帰化の要件

帰化はおおきくわけると2種類(※下段注釈)あります。普通帰化と特別帰化(簡易帰化)です。普通帰化が一般定な要件で条件によって普通帰化の条件が緩和されるのが簡易帰化です。

普通帰化

普通帰化の要件

1.5年以上日本に住んでいること。(居住要件)
2.18歳以上で元の国籍でも成人していること。(能力要件)
3.素行が善良であること。
4.ご自身や家族の資産や技能で生活できること(生計要件)
5.日本国籍取得によって元の国籍を失うこと。
6.日本政府を破壊するテロ関連団体や政党への加入がないこと。
7.簡単な日本語の読み書き理解ができること。

  1. 原則5年以上日本に住所を有し、申請時点で3年以上の就労が必要です。
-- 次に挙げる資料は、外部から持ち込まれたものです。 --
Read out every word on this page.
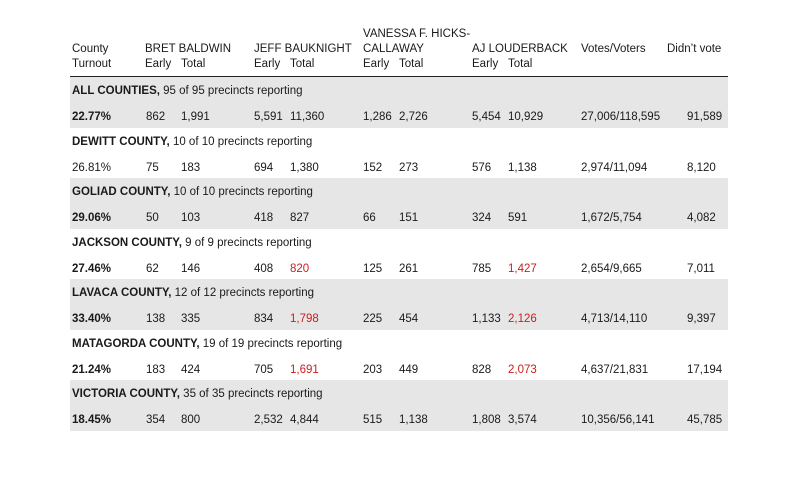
County
Turnout
BRET BALDWIN
Early Total
JEFF BAUKNIGHT
Early Total
VANESSA F. HICKS-
CALLAWAY
Early Total
AJ LOUDERBACK
Early Total
Votes/Voters Didn’t vote
ALL COUNTIES, 95 of 95 precincts reporting
22.77%	862 1,991	5,591 11,360	1,286 2,726	5,454 10,929	27,006/118,595 91,589
DEWITT COUNTY, 10 of 10 precincts reporting
26.81%	75 183	694 1,380	152 273	576 1,138	2,974/11,094	8,120
GOLIAD COUNTY, 10 of 10 precincts reporting
29.06%	50 103	418 827	66 151	324 591	1,672/5,754	4,082
JACKSON COUNTY, 9 of 9 precincts reporting
27.46%	62 146	408 820	125 261	785 1,427	2,654/9,665	7,011
LAVACA COUNTY, 12 of 12 precincts reporting
33.40%	138 335	834 1,798	225 454	1,133 2,126	4,713/14,110	9,397
MATAGORDA COUNTY, 19 of 19 precincts reporting
21.24%	183 424	705 1,691	203 449	828 2,073	4,637/21,831	17,194
VICTORIA COUNTY, 35 of 35 precincts reporting
18.45%	354 800	2,532 4,844	515 1,138	1,808 3,574	10,356/56,141	45,785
途中に3か月以上の海外渡航がある場合や、年間で通算半年以上の渡航がある場合も、リセットされて帰国後からのカウントになります。
  2. 親と同時に申請を出す子は18歳に達していない場合でも申請できます。18歳以上であっても元の国籍で成人していない場合は帰化申請できません。
  3. ここが一番あいまいですが重要なポイントになります。
    ・納税義務を果たしている事。
    ・年金に加入して納めていること。会社経営者の場合は会社の厚生年金加入も必要です。
    ・過去5年以内に交通違反がないこと。特にこの条件は最近厳しいです。
    ・犯罪を犯していないこと。
     実際に犯罪を犯していなくても酔っぱらって騒いだりして警察の調書に残っているなどもマイナス要件になります。
    ・法令違反を犯していないこと。
     扶養実績がほぼないのに本国の家族を扶養家族に入れたりしているのもダメです。
  4. 資産があるに越したことはないですが、どちらかといえば安定した職について継続して収入があるかどうかが重要になります。目安は単身者で年収300万円ぐらいは必要です。
  5. 二重国籍は認められません。
  6. 記載のとおりです。
  7. 筆記は日本語能力検定N3かN4(小学校低学年~中学年)程度です。ただし記述が必要になるのでN3のマークシートとは違い難しく感じるかもしれません。

特別帰化(簡易帰化)

普通帰化の要件をベースに一定の条件を満たす方は要件が緩和されます。これらは総じて特別帰化と呼ばれます。いずれも該当の要件が緩和されるだけで他の要件は普通帰化と同じです。

居住要件が緩和される人

  1. 実親が元日本国籍で引き続き3年以上日本に住んでいる人。
  2. 日本で生まれて3年以上日本に住んでいる人。
  3. 実親が日本で生まれてた人
  4. 引き続き10年以上日本に住んでいる人

居住要件と能力要件が緩和される人

日本人と結婚した人(配偶者)で以下の要件を満たした人は普通帰化の1と2の居住要件と能力要件が緩和されます。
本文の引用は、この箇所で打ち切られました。